Özgeçmiş
...
[“Necati Bey Divanı’nde Toplumsal Eleştiri Var mı?”, 1. Uluslararası Türk Dili ve Edebiyatı Sempozyumu “Ölümünün 500. Yılında Şair Necâtî Beğ Anısına” Kocaeli Üniversitesi 15–17 Nisan 2009, ed. Gencay Zavotçu, Kocaeli: Kocaeli Büyükşehir Belediyesi, 2009, s. 314-318.]
NECATÎ BEY DİVANI’DA TOPLUMSAL ELEŞTİRİ VAR MI?
İsmail Güleç*
Öz
Necati Bey devrinin büyük şairlerinden olup şiirleri asırlardan beri okunagelmektedir. Bu bildiride şairin divanında toplumsal eleştiri olup olmadığı tartışılacak ve bunun nedenleri üzerinde durulacaktır.
Social Criticism in Necati Beg’s Divan
Necati Bey was one of the great poet and his poems is read for ages. In this paper, we will investigate his poems whether social criticism is, or not. Moreever we will discuss the causes of these results.
Edebi eserler üzerinden toplumun sorunları irdeleme konusu Eflatun’dan bu yana tartışma konusu olagelmiştir. Realist romanın ortaya çıkmasıyla da edebi eserlerde doğrudan konu olmaya başlamıştır. Marksistler ise özellikle değiştirmek istedikleri toplumun zayıf yönlerini ortaya çıkarmayı adeta yazmanın sebebi olarak görmüşlerdir. Onlara göre ancak mevcut düzenin olumsuzluklarını ve kötülüğü iyice anlaşılırsa toplumlar daha adil olduğuna inanılan bir başka düzene geçme arzusunu duyabilirler.

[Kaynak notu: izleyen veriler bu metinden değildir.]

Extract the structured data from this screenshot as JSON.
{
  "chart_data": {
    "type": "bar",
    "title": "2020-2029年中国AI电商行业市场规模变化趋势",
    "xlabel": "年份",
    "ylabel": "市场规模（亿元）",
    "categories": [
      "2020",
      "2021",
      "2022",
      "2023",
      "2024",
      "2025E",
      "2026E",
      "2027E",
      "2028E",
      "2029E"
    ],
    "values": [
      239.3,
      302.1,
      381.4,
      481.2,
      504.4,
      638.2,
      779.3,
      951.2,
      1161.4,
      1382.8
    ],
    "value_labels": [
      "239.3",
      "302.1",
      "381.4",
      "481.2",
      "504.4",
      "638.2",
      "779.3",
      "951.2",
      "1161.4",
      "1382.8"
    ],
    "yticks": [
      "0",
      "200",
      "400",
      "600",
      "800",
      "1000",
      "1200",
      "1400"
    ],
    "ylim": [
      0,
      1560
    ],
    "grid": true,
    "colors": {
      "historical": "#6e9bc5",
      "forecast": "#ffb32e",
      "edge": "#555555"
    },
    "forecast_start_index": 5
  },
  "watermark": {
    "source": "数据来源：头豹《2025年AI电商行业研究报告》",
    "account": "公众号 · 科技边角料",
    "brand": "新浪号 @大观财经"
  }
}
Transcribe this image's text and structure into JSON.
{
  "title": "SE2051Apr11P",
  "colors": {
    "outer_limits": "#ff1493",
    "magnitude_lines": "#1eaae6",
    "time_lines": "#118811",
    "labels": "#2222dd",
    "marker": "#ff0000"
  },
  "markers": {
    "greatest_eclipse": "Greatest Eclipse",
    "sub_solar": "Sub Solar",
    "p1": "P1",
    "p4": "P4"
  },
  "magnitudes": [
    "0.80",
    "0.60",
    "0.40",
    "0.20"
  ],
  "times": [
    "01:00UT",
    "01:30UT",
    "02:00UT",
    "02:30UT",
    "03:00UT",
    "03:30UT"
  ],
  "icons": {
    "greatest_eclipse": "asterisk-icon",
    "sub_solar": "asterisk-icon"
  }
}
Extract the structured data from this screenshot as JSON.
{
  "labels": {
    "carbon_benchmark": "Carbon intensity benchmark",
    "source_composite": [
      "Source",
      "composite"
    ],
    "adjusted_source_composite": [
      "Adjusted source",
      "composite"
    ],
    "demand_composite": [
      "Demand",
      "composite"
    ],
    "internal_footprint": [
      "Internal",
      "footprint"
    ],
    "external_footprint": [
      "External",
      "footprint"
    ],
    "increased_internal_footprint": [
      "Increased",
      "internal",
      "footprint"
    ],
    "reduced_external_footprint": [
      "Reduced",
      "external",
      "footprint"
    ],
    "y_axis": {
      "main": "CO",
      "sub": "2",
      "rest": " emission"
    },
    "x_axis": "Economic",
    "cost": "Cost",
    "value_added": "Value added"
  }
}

Son iki asırda sistemli bir hale gelen toplumsal eleştiriyi bizde hiciv karşılamaktadır. Günümüzdeki anlaşılır haliyle bir toplumsal eleştiriden bahsetmek eski şiirimiz için söz konusu değildir. Bunun yerine daha bireysel eleştiriler ve şikâyetler görülür. Bu da çoğu kez hiciv olarak değerlendirilir.
Bunun yanında şiirler işledikleri konulara göre bir takım isimlerle anılırlar. Özellikle nasihat-amiz ve hakîmâne şiirlerde sosyal sorumluluk duygusu yaygın bir şekilde işlenir ve burada toplumda yanlış işler yapan birçok grup bazen direk, bazen de dolaylı yoldan uyarılarak eleştirilir. Bu açıdan baktığımızda eleştiri bizde oldukça yaygındır. Ancak bu tür eleştiri yine düzene karşı değil, aksine düzeni sağlamak için yapılır.
Eleştirinin o devirde olamamasının sebepleri arasında padişahların mutlak hâkimiyeti ve küttap sınıfının istikbal kaygısıyla aklından geçse bile eleştiri yapmak istememeleri sayılabilir. Bireysel eleştiri her zaman söz konusu olabilmektedir. Oysa toplumsal eleştiri bir yerde düzeni eleştirmek anlamına gelir ve düzenin sahibi bundan her zaman alınır. Padişah merkezli bir toplumda bu türden bir eleştiri yapmak biraz güç bir iştir.
Her şeyden önce eleştiri yapacak kişinin bir iddiası olmalıdır. Bu iddia siyasi olduğunda ağır sonuçlar doğurabilmektedir. Bunu da ancak ülke sınırları dışında yapabilmek mümkün olmaktadır.
Üzerinde durulması gereken bir diğer husus toplumsal eleştirinin sınırlarını tayin meselesidir. Bir şairin halinden şikâyet etmesi de toplumsal eleştiri olabilir, bizzat isim vererek bir kişi veya grubu eleştirmesi de. Halini beyan için teşbih unsuru olarak kullandığı fakirlikle ilgili benzetmeleri eleştiri aldığımızda sınırlar pek genişlemekte, konu içinden çıkılmaz bir hal almaya başlamaktadır.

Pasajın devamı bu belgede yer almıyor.